Edo p. Enso Zenga Scroll by Priest Daienbutsu
Please refer to our stock # ALR6688 when inquiring.
A very dramatic image of a quashed circle by Edo p. Zen Priest Daienbutsu underscored with the phrase Enso, Kore Nanzo! He seems to make a double play here. Not only is he asking the question (detailed below) of “What am I”, but also inquiring of us when viewing this flattened and distorted image “What is this circle”, and we must not be too quick to interpret. It is depicted with ink on paper fully restored in gray momigami paper extended with blue silk mimicking the original. The scroll is 19-1/2 x 39 inches (50 x 99 cm).
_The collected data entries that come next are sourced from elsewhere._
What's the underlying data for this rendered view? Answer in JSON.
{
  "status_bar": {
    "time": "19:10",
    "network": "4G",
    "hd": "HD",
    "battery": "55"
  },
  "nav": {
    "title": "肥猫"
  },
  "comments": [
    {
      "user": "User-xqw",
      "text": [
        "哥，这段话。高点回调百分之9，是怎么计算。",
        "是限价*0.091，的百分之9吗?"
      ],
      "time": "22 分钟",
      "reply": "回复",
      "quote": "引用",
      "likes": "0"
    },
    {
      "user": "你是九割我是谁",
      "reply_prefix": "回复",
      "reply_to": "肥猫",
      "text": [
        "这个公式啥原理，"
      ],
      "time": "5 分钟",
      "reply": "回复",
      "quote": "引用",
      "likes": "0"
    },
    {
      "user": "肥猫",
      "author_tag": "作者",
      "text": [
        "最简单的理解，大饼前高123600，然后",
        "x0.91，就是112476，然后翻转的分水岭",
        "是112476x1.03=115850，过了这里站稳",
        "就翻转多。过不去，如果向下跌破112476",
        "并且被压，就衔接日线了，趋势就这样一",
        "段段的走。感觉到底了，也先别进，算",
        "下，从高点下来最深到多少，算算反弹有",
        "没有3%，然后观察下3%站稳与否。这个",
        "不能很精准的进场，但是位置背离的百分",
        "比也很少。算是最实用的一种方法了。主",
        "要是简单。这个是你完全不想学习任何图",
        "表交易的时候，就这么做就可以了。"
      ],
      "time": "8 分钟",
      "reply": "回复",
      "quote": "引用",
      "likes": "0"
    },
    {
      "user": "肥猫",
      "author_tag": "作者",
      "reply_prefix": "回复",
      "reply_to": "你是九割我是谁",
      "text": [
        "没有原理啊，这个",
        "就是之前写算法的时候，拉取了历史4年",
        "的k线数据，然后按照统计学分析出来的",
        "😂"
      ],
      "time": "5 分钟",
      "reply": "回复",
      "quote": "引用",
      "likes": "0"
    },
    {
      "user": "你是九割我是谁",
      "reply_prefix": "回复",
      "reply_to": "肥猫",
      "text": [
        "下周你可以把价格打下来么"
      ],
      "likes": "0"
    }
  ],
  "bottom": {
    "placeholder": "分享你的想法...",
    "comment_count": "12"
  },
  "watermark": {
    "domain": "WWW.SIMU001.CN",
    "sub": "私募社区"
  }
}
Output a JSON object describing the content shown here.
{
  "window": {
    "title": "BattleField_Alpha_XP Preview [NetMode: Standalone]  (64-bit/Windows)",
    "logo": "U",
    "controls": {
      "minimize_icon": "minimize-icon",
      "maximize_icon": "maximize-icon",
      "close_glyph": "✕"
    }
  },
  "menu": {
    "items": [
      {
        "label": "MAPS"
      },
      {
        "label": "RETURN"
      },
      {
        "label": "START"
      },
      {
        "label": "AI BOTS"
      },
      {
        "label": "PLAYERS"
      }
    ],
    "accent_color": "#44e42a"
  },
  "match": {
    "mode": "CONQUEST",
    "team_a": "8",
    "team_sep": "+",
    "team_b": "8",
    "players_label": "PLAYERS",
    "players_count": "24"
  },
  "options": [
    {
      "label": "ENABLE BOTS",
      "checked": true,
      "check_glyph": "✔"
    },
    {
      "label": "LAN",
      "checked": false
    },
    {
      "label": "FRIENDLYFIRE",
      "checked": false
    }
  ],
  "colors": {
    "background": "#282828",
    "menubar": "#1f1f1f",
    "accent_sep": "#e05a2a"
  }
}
Daienbutsu was an important Edo p. Soto-shu Zen priest known for his extreme attitude toward training. Details of his early life are unknown but he studied under Tomon Keisai. He came to Kyoto (Yamashiro) and studied at Eishoji. During the Bunsei era he travelled and established Komeiji Temple in Arima. There, due to his strict teaching style, he earned the epithet Torabutsu (Tiger Priest). He died in 1825
The Enso or Zen Circle can represent the moon, a rice cake or the endless enigma. It represents the complex nature of the universe and our way through it; empty yet full, infinite and complete. The circle is the simplest of all images, but also it is one of the hardest to draw. On a basic level it is up to the viewer what he or she sees. KORE NANZO or What is this? Is the Zen way of saying “Who or what am I”. Zen teaches us that the goal is to achieve self-realization; to move beyond desire— the moment when we fully comprehend our mind and become one with the universe. But, in order to realize our minds we need to understand the source from which thoughts arise. This quest leads us to ask the questions: What is this? and Who am I?